DJO Global | Exprt Precision System
Typically, a knee revision arthroplasty is expensive and requires a lot of equipment usually 8 trays' worth. DJO's newest system reduces that number to 2. By eliminating unnecessary equipment and streamlining supplies, company reps say the result is a cost reduction of 40% to 70% from a traditional system. The smaller system also requires less labor for setting up cases, giving you a faster turnover. The company says they got down to the 2 trays by working with a team of experts to define what was really needed during knee revision cases. The result is a toolkit that is less wasteful, less time-consuming and something your surgeons will find useful.

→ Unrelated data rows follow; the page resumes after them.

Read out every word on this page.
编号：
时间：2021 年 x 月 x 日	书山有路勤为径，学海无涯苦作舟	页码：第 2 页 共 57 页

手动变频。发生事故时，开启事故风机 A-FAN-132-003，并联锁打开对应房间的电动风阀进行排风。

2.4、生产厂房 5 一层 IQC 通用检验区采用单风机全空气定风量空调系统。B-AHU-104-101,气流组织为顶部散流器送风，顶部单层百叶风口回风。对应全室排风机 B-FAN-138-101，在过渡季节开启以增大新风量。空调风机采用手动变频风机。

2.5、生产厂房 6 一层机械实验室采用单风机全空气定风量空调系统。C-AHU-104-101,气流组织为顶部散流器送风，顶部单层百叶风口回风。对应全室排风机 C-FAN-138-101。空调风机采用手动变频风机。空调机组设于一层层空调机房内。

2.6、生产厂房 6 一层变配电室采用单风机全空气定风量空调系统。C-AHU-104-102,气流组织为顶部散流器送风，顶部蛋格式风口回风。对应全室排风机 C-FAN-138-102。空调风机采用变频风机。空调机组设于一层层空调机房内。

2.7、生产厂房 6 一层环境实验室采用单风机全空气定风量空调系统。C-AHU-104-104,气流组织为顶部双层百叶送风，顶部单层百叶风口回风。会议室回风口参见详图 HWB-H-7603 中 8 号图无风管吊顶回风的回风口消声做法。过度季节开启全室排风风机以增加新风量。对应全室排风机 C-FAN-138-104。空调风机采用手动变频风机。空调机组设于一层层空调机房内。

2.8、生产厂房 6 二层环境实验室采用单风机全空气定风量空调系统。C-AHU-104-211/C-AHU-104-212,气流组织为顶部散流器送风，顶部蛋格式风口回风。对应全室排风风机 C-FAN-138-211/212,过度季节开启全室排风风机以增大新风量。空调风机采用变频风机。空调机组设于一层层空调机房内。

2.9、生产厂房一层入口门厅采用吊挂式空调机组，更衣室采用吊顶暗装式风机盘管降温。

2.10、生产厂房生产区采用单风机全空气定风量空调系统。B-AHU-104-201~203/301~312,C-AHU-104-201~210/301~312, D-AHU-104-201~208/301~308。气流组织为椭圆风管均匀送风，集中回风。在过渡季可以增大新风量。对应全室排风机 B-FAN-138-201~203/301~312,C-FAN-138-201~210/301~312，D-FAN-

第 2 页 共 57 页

The system's been used in about 25 cases so far, with the company saying patients, surgeons and facilities are happy with the results. It seems like a great fit for outpatient environments, since I think it would work well for uncomplicated cases.
Zimmer | TotalShield
Surgical Helmet System
The newest helmet from Zimmer is designed to give your surgeons a better view while making sure they're comfortable. The helmet includes a single lithium-ion battery designed to give you up to 20 hours of battery life. The helmet also has a built-in battery life indicator, so you always know how much charge is left. These features help to ensure you don't have a dead battery mid-procedure. The helmet features 8 airflow ports to distribute cool air inside the hood. It has a panoramic view, which improves your visualization and reduces the "tunnel effect" of some other helmets. It also features a bright LED light to better illuminate your surgical view. The helmet is used with hoods and togas that meet tough durability standards, so you know you're protected during fluid-heavy procedures.